В сущности, все решено. Мне остается только быстро записать, как все произошло.

Девятого я сразу же поскакал в лес к Тийту, как и намеревался. Издали еще по прислоненным к дверям граблям я увидел, что хозяина нет дома, но это меня не смутило. Поставил коня под крышу, бумаги в промасленном мешке отнес на сеновал и засунул их за четвертое стропило слева, в толщу соломенной крыши. Спустился по лестнице, стал посреди двора и поглядел на плохонький хлев и конюшню, откуда Тийт выпустил своих конягу и коровенку на пастбище, – теперь в приоткрытые ворота слышалось только сопение моего собственного серого в яблоках. Я смотрел на пустую собачью конуру (своего Клэхви Тийт взял с собой в лес) и на дорожки между хлевом, собачьей будкой и дверью в избу, протоптанные Тийтом в светло-зеленой, еще жидкой траве, сквозь которую проглядывал коричневый земляной грунт, и опять на дверь, подпертую граблями. Они говорили: не входи, если ты чужой… Я-то не был чужим… а все же…

Я стоял там посреди нэресаареского двора светлым и прохладным майским днем, в такой день, когда каждый стебелек, каждая сосновая хвоинка, кажется, вот-вот готовы открыть свою тайну и когда заранее знаешь, что все равно ничего не станет ясно… Я стоял там все еще с ощущением давящего на меня груза и одновременно уже с чувством освобождения от всякой тяжести. И все равно чертовски одинокий… И тут я увидел у камышника свою лодку, на прошлой неделе проконопаченную и покрашенную. Я метнулся к берегу, стал опрокидывать лодку, перевернул ее дном вниз, столкнул в воду, схватил лежавшие на берегу весла и принялся грести. Вниз по течению. Только через версту я понял, что верхом доскакал бы вдвое быстрее.

Я привязал лодку прямо у причала и вошел в дом. Я схватил Анну в объятия и целовал ее в полуоткрытый, онемевший от удивления рот и чувствовал, как мой порыв все наконец выложить сделал ненужным ее вопросы.
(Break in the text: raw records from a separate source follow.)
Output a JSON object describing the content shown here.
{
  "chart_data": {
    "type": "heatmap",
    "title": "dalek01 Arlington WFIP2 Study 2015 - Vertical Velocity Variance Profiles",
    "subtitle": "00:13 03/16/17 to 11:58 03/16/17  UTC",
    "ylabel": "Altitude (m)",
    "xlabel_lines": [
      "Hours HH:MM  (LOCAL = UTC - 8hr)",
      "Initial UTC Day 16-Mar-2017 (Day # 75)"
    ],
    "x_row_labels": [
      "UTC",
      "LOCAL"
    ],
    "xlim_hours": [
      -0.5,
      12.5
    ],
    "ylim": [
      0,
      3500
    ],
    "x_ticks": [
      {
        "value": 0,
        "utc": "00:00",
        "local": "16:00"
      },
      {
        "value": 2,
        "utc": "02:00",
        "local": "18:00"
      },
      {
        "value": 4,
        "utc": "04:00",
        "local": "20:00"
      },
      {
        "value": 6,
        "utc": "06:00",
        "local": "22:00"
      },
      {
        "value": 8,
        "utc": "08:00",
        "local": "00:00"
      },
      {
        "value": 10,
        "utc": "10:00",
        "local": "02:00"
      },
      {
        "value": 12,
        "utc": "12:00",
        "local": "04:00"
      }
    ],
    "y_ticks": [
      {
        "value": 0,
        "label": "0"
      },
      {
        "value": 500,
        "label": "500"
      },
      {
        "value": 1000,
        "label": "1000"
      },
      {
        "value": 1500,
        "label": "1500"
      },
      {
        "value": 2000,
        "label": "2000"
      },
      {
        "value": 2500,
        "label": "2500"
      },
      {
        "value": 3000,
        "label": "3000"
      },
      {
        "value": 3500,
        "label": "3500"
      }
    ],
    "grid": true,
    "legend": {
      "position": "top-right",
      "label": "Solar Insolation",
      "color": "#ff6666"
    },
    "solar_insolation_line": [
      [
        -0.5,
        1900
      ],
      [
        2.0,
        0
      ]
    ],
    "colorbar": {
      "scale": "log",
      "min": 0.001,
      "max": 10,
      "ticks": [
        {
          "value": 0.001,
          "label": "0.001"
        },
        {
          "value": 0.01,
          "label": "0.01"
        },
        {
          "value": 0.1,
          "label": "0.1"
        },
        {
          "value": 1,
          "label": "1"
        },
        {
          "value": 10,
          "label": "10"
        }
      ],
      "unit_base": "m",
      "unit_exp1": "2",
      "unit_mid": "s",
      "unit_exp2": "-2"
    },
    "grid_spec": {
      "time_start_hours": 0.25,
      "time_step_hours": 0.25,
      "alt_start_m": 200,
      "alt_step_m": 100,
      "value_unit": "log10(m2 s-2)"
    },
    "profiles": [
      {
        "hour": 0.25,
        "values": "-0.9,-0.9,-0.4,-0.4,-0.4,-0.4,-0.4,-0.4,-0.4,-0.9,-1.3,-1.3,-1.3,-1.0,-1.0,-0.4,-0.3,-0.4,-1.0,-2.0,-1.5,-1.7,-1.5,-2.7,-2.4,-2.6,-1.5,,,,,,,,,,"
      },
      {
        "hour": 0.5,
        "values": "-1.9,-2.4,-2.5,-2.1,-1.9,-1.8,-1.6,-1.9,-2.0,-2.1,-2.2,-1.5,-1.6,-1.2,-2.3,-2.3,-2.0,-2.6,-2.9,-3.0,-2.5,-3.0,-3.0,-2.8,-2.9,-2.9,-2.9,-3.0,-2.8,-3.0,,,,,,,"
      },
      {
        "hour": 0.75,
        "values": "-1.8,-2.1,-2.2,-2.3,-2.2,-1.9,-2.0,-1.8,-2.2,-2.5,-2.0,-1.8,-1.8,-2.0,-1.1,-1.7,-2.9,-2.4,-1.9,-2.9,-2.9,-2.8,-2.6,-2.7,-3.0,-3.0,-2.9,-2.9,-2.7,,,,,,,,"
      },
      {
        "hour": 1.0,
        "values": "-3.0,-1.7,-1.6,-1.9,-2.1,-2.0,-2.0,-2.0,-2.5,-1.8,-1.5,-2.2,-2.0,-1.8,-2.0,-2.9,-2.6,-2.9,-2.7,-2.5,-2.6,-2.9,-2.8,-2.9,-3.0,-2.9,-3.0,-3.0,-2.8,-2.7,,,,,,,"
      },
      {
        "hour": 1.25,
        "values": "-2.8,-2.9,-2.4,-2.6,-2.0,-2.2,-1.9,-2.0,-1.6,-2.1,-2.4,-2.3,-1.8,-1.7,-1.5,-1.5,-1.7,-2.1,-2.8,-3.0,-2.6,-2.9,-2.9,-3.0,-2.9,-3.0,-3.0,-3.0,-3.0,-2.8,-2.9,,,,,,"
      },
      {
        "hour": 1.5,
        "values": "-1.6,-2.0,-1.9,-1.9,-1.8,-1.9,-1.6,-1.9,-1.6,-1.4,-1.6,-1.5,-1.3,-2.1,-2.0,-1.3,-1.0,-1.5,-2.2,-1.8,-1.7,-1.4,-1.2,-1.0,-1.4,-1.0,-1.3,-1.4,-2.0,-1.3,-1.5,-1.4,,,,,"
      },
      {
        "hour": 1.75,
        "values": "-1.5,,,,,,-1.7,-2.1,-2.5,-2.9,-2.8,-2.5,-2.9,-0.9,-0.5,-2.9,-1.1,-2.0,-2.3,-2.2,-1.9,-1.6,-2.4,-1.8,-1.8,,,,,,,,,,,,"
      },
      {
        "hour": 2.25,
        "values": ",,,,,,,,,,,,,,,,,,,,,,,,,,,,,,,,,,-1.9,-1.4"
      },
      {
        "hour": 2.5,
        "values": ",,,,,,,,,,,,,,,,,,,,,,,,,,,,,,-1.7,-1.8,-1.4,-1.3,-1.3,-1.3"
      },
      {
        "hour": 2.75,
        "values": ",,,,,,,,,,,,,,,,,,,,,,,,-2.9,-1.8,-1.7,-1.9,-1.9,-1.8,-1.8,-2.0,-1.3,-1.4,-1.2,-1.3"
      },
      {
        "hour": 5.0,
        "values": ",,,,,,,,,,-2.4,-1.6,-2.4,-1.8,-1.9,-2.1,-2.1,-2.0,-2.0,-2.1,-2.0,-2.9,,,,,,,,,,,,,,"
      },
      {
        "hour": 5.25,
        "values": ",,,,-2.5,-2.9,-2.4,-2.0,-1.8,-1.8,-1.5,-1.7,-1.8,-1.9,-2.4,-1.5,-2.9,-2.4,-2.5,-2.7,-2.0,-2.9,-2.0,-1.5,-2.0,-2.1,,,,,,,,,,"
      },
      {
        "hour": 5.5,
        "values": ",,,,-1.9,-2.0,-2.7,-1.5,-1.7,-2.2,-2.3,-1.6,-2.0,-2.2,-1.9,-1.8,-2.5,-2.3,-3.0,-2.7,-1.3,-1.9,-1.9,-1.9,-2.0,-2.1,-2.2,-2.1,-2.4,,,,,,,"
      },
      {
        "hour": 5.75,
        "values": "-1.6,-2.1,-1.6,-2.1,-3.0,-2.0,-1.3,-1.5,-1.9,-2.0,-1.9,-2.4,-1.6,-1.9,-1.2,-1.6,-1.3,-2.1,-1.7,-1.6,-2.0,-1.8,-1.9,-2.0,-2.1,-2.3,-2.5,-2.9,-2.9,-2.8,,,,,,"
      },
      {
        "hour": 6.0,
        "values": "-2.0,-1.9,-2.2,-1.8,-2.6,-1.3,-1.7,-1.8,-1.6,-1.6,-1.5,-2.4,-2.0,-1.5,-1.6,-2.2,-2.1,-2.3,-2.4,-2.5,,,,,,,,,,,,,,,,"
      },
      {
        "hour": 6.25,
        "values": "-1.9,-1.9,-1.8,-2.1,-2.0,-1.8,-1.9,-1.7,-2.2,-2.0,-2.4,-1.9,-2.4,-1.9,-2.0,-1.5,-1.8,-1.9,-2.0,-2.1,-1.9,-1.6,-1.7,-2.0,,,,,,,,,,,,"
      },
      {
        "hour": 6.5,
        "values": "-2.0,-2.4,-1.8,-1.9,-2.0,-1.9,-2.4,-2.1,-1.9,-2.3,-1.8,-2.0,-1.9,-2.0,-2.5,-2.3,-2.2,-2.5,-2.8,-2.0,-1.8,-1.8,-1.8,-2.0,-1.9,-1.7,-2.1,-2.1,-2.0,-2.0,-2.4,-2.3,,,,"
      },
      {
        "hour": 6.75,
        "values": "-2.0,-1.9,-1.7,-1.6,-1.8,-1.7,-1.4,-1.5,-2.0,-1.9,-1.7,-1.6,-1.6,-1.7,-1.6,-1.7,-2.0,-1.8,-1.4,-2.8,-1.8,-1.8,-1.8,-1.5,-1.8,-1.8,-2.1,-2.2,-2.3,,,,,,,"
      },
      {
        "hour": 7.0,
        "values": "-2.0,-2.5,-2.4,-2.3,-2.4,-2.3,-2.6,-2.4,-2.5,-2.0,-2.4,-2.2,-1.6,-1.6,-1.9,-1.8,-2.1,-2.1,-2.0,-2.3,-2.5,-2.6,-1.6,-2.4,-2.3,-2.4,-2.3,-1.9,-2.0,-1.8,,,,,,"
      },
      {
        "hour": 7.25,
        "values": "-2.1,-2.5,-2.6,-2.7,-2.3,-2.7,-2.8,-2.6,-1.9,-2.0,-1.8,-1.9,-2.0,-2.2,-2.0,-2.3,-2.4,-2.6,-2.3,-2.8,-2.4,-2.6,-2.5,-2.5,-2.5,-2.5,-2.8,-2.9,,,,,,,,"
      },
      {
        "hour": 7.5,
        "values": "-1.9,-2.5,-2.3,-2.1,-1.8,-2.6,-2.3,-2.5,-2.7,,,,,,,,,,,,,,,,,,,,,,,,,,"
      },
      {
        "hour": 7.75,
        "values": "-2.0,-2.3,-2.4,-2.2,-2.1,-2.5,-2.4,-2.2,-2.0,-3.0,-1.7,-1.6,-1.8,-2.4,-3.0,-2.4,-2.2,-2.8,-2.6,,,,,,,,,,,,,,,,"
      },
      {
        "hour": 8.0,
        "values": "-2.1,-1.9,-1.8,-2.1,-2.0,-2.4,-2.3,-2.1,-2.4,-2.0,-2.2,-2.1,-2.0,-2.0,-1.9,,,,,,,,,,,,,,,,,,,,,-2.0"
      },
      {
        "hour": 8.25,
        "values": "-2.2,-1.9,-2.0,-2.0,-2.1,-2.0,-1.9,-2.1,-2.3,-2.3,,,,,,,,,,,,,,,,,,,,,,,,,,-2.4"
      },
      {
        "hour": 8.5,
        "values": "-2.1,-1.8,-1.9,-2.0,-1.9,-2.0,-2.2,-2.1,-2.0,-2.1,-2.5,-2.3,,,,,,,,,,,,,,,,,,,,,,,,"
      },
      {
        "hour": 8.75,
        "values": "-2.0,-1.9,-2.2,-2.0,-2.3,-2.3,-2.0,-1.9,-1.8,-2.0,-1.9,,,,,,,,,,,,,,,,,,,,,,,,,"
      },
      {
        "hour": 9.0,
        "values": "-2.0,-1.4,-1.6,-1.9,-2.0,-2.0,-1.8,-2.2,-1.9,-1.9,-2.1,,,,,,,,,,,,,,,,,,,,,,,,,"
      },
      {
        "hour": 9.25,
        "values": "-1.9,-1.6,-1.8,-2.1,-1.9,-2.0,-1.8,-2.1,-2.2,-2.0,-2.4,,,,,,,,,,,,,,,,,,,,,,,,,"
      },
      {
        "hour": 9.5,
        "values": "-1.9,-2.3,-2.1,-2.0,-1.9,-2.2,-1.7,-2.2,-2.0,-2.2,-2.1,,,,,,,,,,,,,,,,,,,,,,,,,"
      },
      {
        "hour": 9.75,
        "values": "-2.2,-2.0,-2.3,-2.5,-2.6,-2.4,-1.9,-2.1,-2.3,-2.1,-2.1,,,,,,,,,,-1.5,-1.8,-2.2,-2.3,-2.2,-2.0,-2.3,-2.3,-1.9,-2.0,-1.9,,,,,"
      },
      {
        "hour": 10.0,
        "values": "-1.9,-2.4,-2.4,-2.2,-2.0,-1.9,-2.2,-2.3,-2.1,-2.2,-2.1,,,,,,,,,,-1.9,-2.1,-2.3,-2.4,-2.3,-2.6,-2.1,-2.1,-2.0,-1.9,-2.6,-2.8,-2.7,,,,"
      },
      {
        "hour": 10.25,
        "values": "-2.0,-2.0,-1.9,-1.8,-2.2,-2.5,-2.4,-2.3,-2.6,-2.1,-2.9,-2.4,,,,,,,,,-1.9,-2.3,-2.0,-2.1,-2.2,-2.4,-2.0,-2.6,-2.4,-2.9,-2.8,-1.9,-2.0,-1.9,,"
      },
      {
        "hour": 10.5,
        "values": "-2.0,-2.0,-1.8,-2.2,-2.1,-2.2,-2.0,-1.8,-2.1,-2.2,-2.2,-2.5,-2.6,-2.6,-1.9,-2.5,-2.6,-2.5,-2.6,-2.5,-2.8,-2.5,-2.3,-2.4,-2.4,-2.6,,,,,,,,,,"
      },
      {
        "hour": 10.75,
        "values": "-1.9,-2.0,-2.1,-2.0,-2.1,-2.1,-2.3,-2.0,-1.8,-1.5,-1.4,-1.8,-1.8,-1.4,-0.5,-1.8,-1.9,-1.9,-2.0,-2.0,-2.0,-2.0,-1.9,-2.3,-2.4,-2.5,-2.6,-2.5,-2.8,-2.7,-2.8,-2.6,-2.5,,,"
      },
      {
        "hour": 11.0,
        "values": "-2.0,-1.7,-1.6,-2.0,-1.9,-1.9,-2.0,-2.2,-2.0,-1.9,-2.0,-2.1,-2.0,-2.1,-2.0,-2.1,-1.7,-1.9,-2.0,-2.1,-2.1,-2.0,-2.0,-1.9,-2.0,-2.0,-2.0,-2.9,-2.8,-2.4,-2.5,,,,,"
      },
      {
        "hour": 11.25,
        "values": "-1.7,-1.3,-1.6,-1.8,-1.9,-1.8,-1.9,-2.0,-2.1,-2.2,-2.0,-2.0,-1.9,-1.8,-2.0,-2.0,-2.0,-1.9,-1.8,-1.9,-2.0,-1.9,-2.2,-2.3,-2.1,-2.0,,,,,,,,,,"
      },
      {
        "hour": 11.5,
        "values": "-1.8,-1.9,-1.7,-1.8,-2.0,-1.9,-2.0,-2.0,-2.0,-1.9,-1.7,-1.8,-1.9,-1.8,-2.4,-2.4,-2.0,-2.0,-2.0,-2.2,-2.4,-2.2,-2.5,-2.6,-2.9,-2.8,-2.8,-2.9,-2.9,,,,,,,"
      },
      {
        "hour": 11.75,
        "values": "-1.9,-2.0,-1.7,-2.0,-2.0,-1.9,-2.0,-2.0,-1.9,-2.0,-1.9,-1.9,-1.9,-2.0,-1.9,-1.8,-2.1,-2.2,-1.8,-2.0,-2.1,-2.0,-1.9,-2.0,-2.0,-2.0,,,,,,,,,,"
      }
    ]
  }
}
Анна… некоторые обстоятельства пришли мне на помощь и подлили масла в огонь… под мое уже давно клокотавшее на огне решение… Анна… с прошлого года перед господом богом ты моя жена. Будь же теперь моей женой и перед людьми…

И я стал говорить, какие обстоятельства вызвали это решение. (Позже я подумал, не могло ли ей показаться, что этих обстоятельств что-то даже чересчур много.)

– Я решил уехать из Выйсику. Ты говорила мне несколько недель тому назад, что к лету должна освободить этот дом. А на прошлой неделе я слышал, что вдова бывшего управителя Лилиенфельдов в Уус-Пыльтсамаа продает свой дом на окраине Пыльтсамаа, четверть версты от замка ниже по течению реки, какое-то старое здание, сложенное из камня… Ну, конечно, стародедовская постройка, но красивый старый сад, на самом берегу, четыре просторных комнаты и кухня с обмурованной трубой, я был в этом доме, я знаю, что, если мы вместе возьмемся за него, жить там будет хорошо…

И сразу от Анны я пошел в контору зеркальной фабрики и попросил у Швальбе бричку с лошадью, спустя час я уже опять был у Анны вместе с бричкой. Анна за это время надела новое светло-зеленое платье и поверх него накинула на плечи темно-коричневую накидку. Я никогда раньше не видел, как замечательно переливаются на солнце ее пепельные волосы. Я впервые это заметил, когда она сидела со мной рядом в желтой бричке зеркальной фабрики и мы ехали к старому Рюккеру просить его сделать оглашение…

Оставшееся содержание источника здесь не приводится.